Presidential candidate Sen. Cory Booker continued his holiday swing through Nevada on Thursday in Boulder City, serving up pancakes and marching in the Boulder City Damboree Celebration before delivering a campaign speech at the packed home of a local Democrat.

The New Jersey Democrat’s upbeat campaigning style was tested at times as he rubbed elbows in one of Clark County’s more conservative areas. Supporters of President Donald Trump made their presence known during the Damboree, and several who attended the speech asked him sharp questions about the potential costs of his progressive platforms.

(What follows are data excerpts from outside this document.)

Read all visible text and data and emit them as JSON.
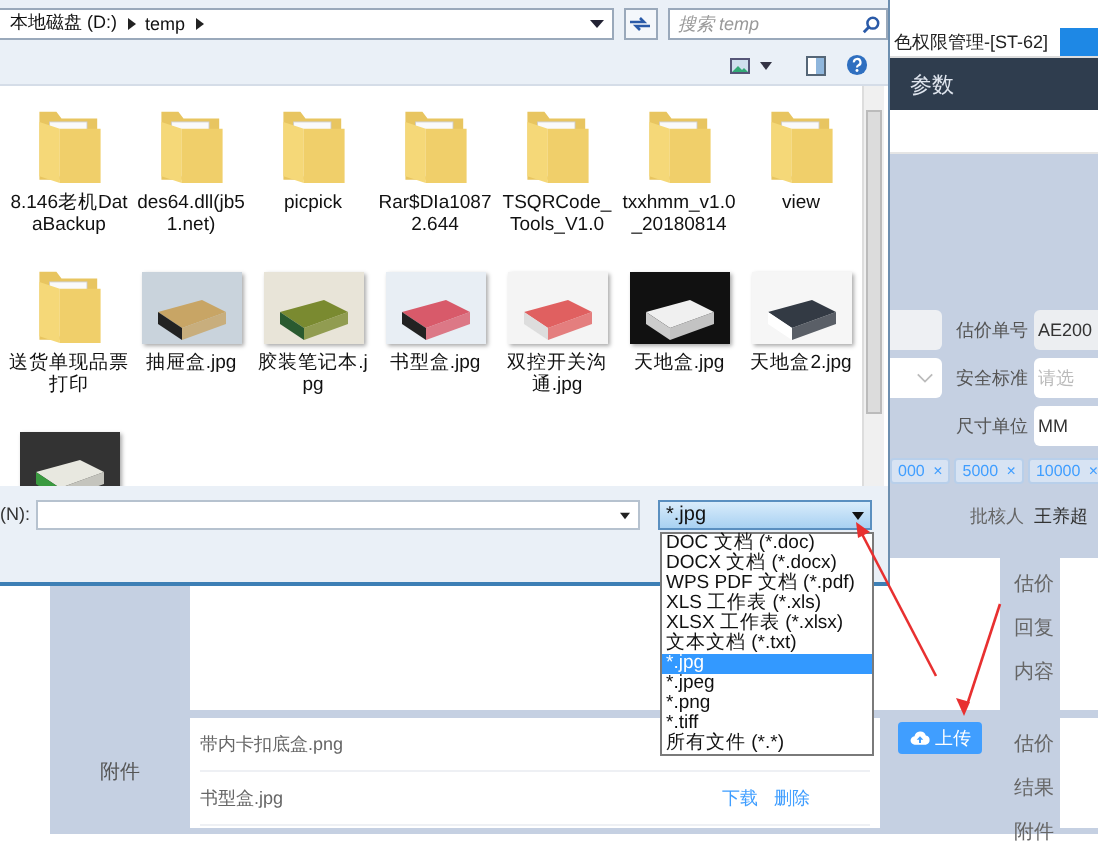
{
  "app": {
    "tab_title": "色权限管理-[ST-62]",
    "section": "参数",
    "fields": [
      {
        "label": "估价单号",
        "value": "AE200"
      },
      {
        "label": "安全标准",
        "placeholder": "请选"
      },
      {
        "label": "尺寸单位",
        "value": "MM"
      }
    ],
    "tags": [
      {
        "label": "000",
        "close": "×"
      },
      {
        "label": "5000",
        "close": "×"
      },
      {
        "label": "10000",
        "close": "×"
      }
    ],
    "approver": {
      "label": "批核人",
      "value": "王养超"
    },
    "reply_label": [
      "估价",
      "回复",
      "内容"
    ],
    "attachments": {
      "label": "附件",
      "files": [
        {
          "name": "带内卡扣底盒.png"
        },
        {
          "name": "书型盒.jpg",
          "actions": [
            "下载",
            "删除"
          ]
        }
      ]
    },
    "upload_button": "上传",
    "result_label": [
      "估价",
      "结果",
      "附件"
    ]
  },
  "dialog": {
    "address_path": [
      "本地磁盘 (D:)",
      "temp"
    ],
    "search": {
      "placeholder": "搜索 temp"
    },
    "files": [
      {
        "name": "8.146老机DataBackup",
        "kind": "folder"
      },
      {
        "name": "des64.dll(jb51.net)",
        "kind": "folder"
      },
      {
        "name": "picpick",
        "kind": "folder"
      },
      {
        "name": "Rar$DIa10872.644",
        "kind": "folder"
      },
      {
        "name": "TSQRCode_Tools_V1.0",
        "kind": "folder"
      },
      {
        "name": "txxhmm_v1.0_20180814",
        "kind": "folder"
      },
      {
        "name": "view",
        "kind": "folder"
      },
      {
        "name": "送货单现品票打印",
        "kind": "folder"
      },
      {
        "name": "抽屉盒.jpg",
        "kind": "picture"
      },
      {
        "name": "胶装笔记本.jpg",
        "kind": "picture"
      },
      {
        "name": "书型盒.jpg",
        "kind": "picture"
      },
      {
        "name": "双控开关沟通.jpg",
        "kind": "picture"
      },
      {
        "name": "天地盒.jpg",
        "kind": "picture"
      },
      {
        "name": "天地盒2.jpg",
        "kind": "picture"
      },
      {
        "kind": "picture"
      }
    ],
    "file_name": {
      "label": "(N):"
    },
    "file_type": {
      "value": "*.jpg",
      "options": [
        {
          "label": "DOC 文档 (*.doc)",
          "selected": false
        },
        {
          "label": "DOCX 文档 (*.docx)",
          "selected": false
        },
        {
          "label": "WPS PDF 文档 (*.pdf)",
          "selected": false
        },
        {
          "label": "XLS 工作表 (*.xls)",
          "selected": false
        },
        {
          "label": "XLSX 工作表 (*.xlsx)",
          "selected": false
        },
        {
          "label": "文本文档 (*.txt)",
          "selected": false
        },
        {
          "label": "*.jpg",
          "selected": true
        },
        {
          "label": "*.jpeg",
          "selected": false
        },
        {
          "label": "*.png",
          "selected": false
        },
        {
          "label": "*.tiff",
          "selected": false
        },
        {
          "label": "所有文件 (*.*)",
          "selected": false
        }
      ]
    }
  }
}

Booker, who is also visiting family during his three-day stay in Nevada, marched near the head of a large Democratic procession that included a strong contingent of his volunteers but also groups of supporters of candidates Sen. Kamala Harris, Sen. Elizabeth Warren, former Housing and Urban Development Secretary Julian Castro and former Vice President Joe Biden.

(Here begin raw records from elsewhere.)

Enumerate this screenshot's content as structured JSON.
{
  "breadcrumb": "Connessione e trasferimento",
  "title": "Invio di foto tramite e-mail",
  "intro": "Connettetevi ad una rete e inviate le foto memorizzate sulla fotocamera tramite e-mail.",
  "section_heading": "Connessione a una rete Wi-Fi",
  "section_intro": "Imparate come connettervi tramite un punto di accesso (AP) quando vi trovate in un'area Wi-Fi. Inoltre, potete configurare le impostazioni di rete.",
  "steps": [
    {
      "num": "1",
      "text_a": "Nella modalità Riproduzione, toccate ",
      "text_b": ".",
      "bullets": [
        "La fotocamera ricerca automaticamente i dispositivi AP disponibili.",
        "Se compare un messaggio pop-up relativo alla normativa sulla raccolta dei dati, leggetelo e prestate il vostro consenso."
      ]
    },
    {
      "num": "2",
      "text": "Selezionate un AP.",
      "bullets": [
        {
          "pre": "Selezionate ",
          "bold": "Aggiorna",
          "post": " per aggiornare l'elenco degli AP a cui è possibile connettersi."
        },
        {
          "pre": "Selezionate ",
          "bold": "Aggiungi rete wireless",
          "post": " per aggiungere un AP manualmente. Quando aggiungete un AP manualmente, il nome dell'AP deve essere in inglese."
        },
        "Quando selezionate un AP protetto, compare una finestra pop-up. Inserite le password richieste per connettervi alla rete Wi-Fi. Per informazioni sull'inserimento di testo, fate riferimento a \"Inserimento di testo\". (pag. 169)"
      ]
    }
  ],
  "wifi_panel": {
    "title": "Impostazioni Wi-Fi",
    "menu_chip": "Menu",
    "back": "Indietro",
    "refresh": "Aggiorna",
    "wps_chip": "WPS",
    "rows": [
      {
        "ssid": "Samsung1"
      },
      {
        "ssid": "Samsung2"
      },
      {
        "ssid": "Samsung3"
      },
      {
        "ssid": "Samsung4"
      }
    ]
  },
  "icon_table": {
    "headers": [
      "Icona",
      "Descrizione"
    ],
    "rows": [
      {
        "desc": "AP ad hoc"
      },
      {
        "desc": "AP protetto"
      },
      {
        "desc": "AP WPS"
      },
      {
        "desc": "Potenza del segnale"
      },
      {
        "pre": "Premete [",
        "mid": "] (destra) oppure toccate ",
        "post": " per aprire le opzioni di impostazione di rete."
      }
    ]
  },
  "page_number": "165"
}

Booker even led the Harris, Warren and Castro contingents in their respective campaign-specific chants at the beginning and end of the parade, saying later that there are good people in all the Democratic campaigns.

Massachusetts congressman and fellow 2020 hopeful Seth Moulton flipped pancakes and worked the parade route alongside Booker.

State Sen. Pat Spearman, who sat next to Booker at a Las Vegas veterans event in her honor on Wednesday night, marched with the Harris group. She said her early endorsement of Harris was “a no-brainer,” but she praised Booker’s gesture.

“We ask ourselves who should the Republicans fear, and they should fear a united Democratic party,” Spearman said as the group turned onto Colorado Street from Nevada Way. “All 24, 25 candidates — we all understand what’s at stake.”

Booker and Moulton were booed at certain curves in the parade route, with the hoots coming from both clearly identified Republican volunteers and parade watchers.

But Booker also received praise from a few onlookers. One woman told a child at her side that “he’s our next president.” Another young boy — water gun primed at the ready for the after-parade water fight — shouted “we love Democrats.”

After the parade, Booker moved to a nearby house owned by Judy Hoskins, who has been hosting Democratic political events for nearly 60 years. Hoskins remarked that she was 21 when she hosted Rose Kennedy, mother of President John F. Kennedy, in 1960.

“We all had to wear black outfits with white gloves,” she remembered. “Now we wear blue jeans and T-shirts. It’s much more comfortable.”

Booker spent about 25 minutes delivering a familiar campaign speech calling for love and stressing the danger that the current generation of young Americans will be the first not to do better than their parents. He then fielded questions for another 25 minutes.

At one point during his speech, he zeroed in on Nevada, citing the state’s “underfunded” school districts as an example of the country’s underachieving education system.

Two of the questions at the RSVP-only event were of the prickly variety.

One woman asked about the possible costs of the sweeping reforms proposed by many of the Democratic candidates.

Booker said he had experience “husbanding and savoring every dollar,” having ran the city of Newark during a recession.

He also noted that it can be cheaper to help people in a preventative manner rather than a reactive one. He cited a study in Seattle that he said found it was actually cheaper to house and offer mental health services to homeless people than to pay for their incarceration when they violate public nuisance laws.

Another question focused on the individual cost of overregulation, which Booker attempted to defuse by saying he was for the reduction of some regulations — specifically ones that overburden small businesses — while reaffirming the need to heavily regulate on key issues such as climate change.

Booker will attend an immigration roundtable on Friday to close out his sweep through the Las Vegas area.